Aliás, é bom lembrar que certas áreas das ciências exatas já aceitaram a ambiguidade inevitável.
É com elas que a Geração Zero Zero interage.
Nossa antologia relaciona-se, por exemplo, com o princípio da incerteza de Heisenberg e o gato morto-vivo de Schrodinger.
Com a nanomedicina e as próteses neurológicas.

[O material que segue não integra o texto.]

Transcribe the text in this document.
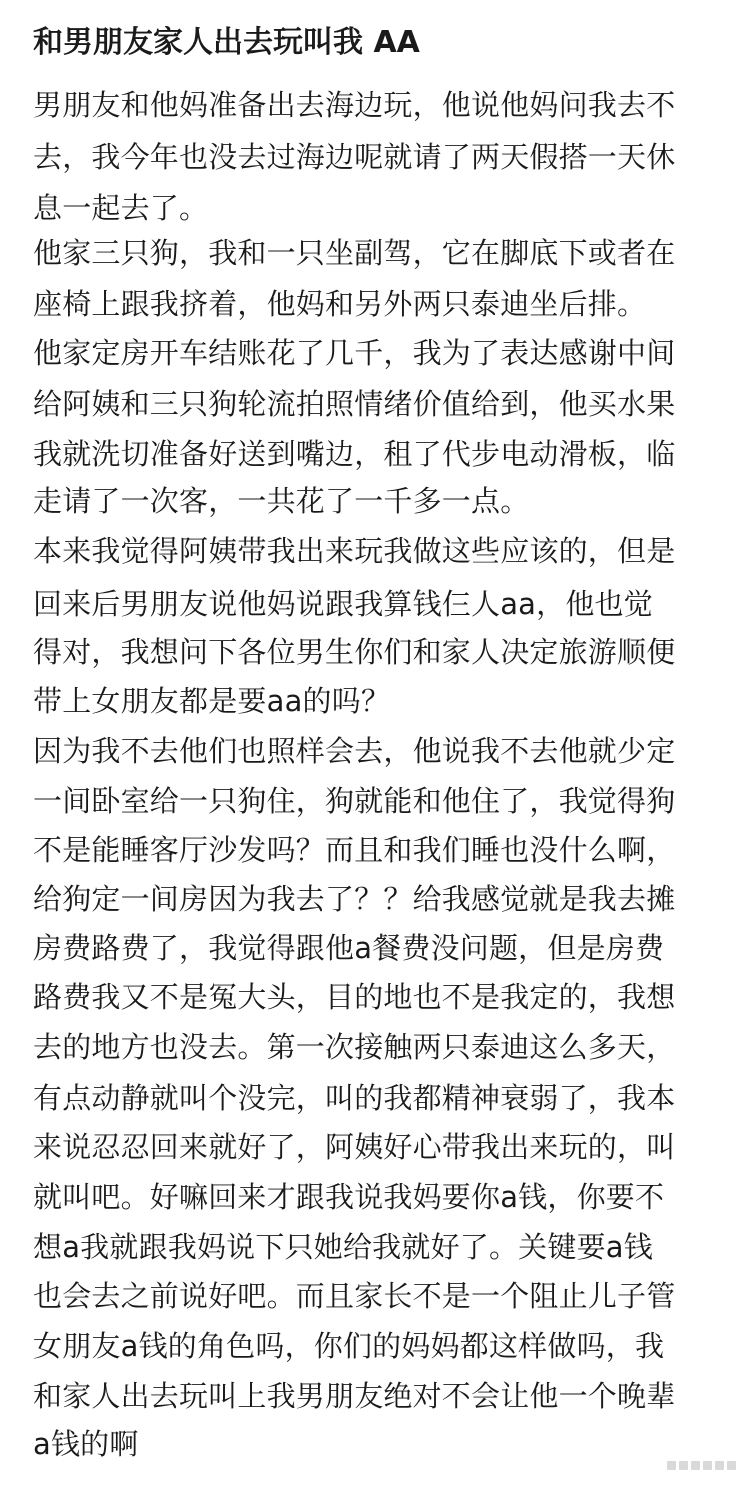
和男朋友家人出去玩叫我 AA
男朋友和他妈准备出去海边玩，他说他妈问我去不
去，我今年也没去过海边呢就请了两天假搭一天休
息一起去了。
他家三只狗，我和一只坐副驾，它在脚底下或者在
座椅上跟我挤着，他妈和另外两只泰迪坐后排。
他家定房开车结账花了几千，我为了表达感谢中间
给阿姨和三只狗轮流拍照情绪价值给到，他买水果
我就洗切准备好送到嘴边，租了代步电动滑板，临
走请了一次客，一共花了一千多一点。
本来我觉得阿姨带我出来玩我做这些应该的，但是
回来后男朋友说他妈说跟我算钱仨人aa，他也觉
得对，我想问下各位男生你们和家人决定旅游顺便
带上女朋友都是要aa的吗？
因为我不去他们也照样会去，他说我不去他就少定
一间卧室给一只狗住，狗就能和他住了，我觉得狗
不是能睡客厅沙发吗？而且和我们睡也没什么啊，
给狗定一间房因为我去了？？给我感觉就是我去摊
房费路费了，我觉得跟他a餐费没问题，但是房费
路费我又不是冤大头，目的地也不是我定的，我想
去的地方也没去。第一次接触两只泰迪这么多天，
有点动静就叫个没完，叫的我都精神衰弱了，我本
来说忍忍回来就好了，阿姨好心带我出来玩的，叫
就叫吧。好嘛回来才跟我说我妈要你a钱，你要不
想a我就跟我妈说下只她给我就好了。关键要a钱
也会去之前说好吧。而且家长不是一个阻止儿子管
女朋友a钱的角色吗，你们的妈妈都这样做吗，我
和家人出去玩叫上我男朋友绝对不会让他一个晚辈
a钱的啊
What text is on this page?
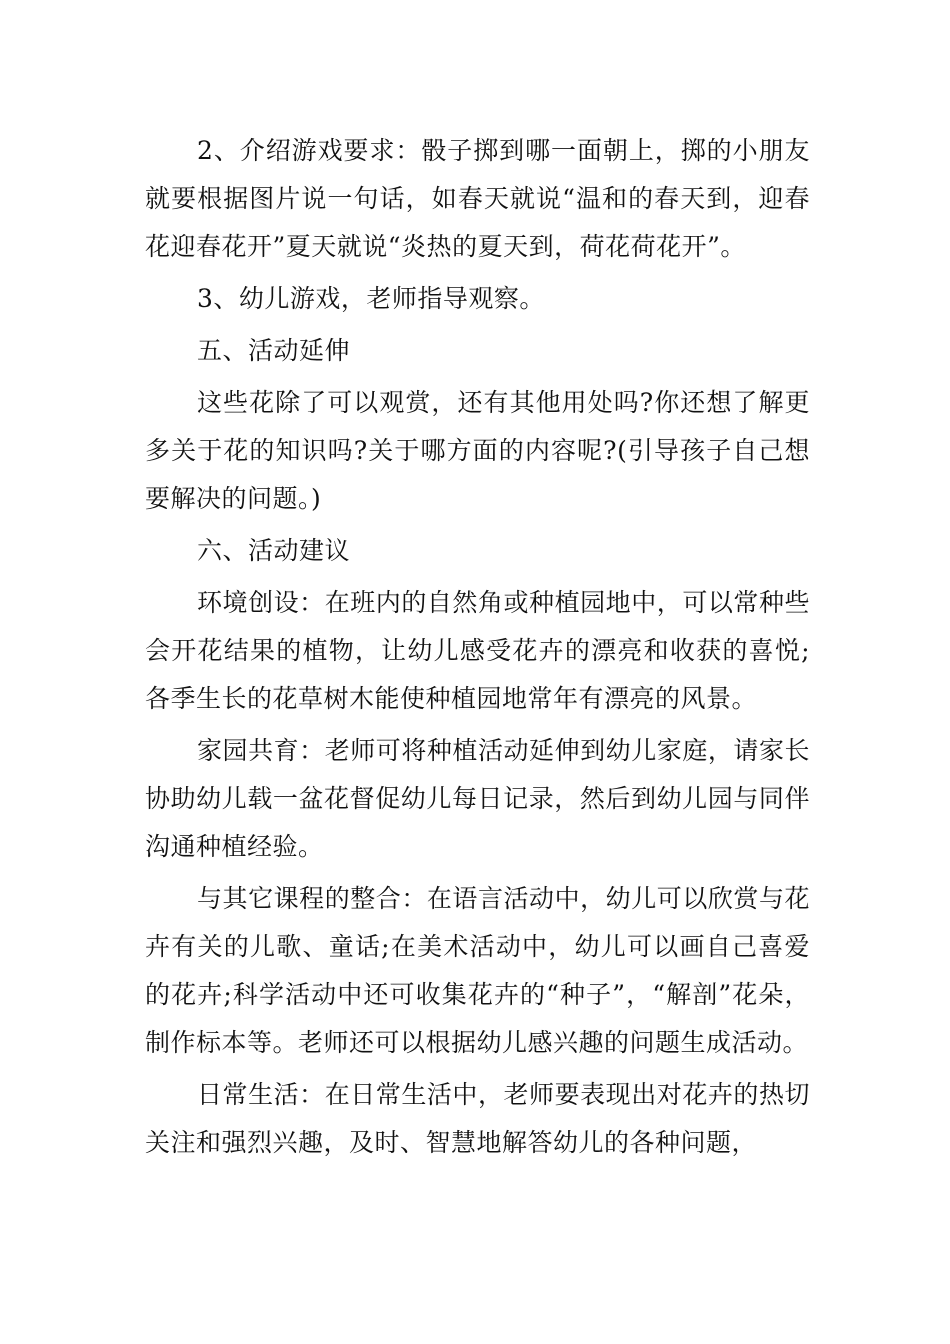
2、介绍游戏要求：骰子掷到哪一面朝上，掷的小朋友就要根据图片说一句话，如春天就说“温和的春天到，迎春花迎春花开”夏天就说“炎热的夏天到，荷花荷花开”。

3、幼儿游戏，老师指导观察。

五、活动延伸

这些花除了可以观赏，还有其他用处吗?你还想了解更多关于花的知识吗?关于哪方面的内容呢?(引导孩子自己想要解决的问题。)

六、活动建议

环境创设：在班内的自然角或种植园地中，可以常种些会开花结果的植物，让幼儿感受花卉的漂亮和收获的喜悦;各季生长的花草树木能使种植园地常年有漂亮的风景。

家园共育：老师可将种植活动延伸到幼儿家庭，请家长协助幼儿载一盆花督促幼儿每日记录，然后到幼儿园与同伴沟通种植经验。

与其它课程的整合：在语言活动中，幼儿可以欣赏与花卉有关的儿歌、童话;在美术活动中，幼儿可以画自己喜爱的花卉;科学活动中还可收集花卉的“种子”，“解剖”花朵，制作标本等。老师还可以根据幼儿感兴趣的问题生成活动。

日常生活：在日常生活中，老师要表现出对花卉的热切关注和强烈兴趣，及时、智慧地解答幼儿的各种问题，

Com a bizarra matéria escura que compõe noventa por cento do universo, mas ninguém sabe o que é.
Por pertencer ao passado, o artigo de Paulo Werneck defende as leis de Newton para a criação poética.
Também reforça, com desmedida bronca, a ojeriza à ideia de geração-com-recorte-temporal, procedimento comum nas artes plásticas.
Isso já aconteceu antes, com a Geração 90. Mas só agora eu noto essa "gerafobia" quase consensual, esse medo exagerado de geração.
A intenção primeira da nova antologia é divulgar a obra dos ótimos ficcionistas que estrearam na primeira década deste século.
A intenção segunda é trabalhar na zona de confronto, fora da zona de conforto do leitor e da crítica newtonianos. A terceira intenção? Não há.
Não existe qualquer intenção demoníaca oculta, de tomada do poder estabelecido, de revolução cultural etc.
O escritor Santiago Nazarian escreveu em seu blog: "Não há nenhum grande plano nefasto por trás, não há nenhuma intenção perniciosa. É só (mais) uma antologia".
Concordo totalmente. "Geração Zero Zero" é só (mais) uma antologia de ótimos ficcionistas brasileiros.

NELSON DE OLIVEIRA é autor de "Poeira: Demônios e Maldições" (Língua Geral) e organizador da antologia "Geração Zero Zero", que será lançada no primeiro semestre de 2011 pela Língua Geral, com 21 autores de ficção nacionais.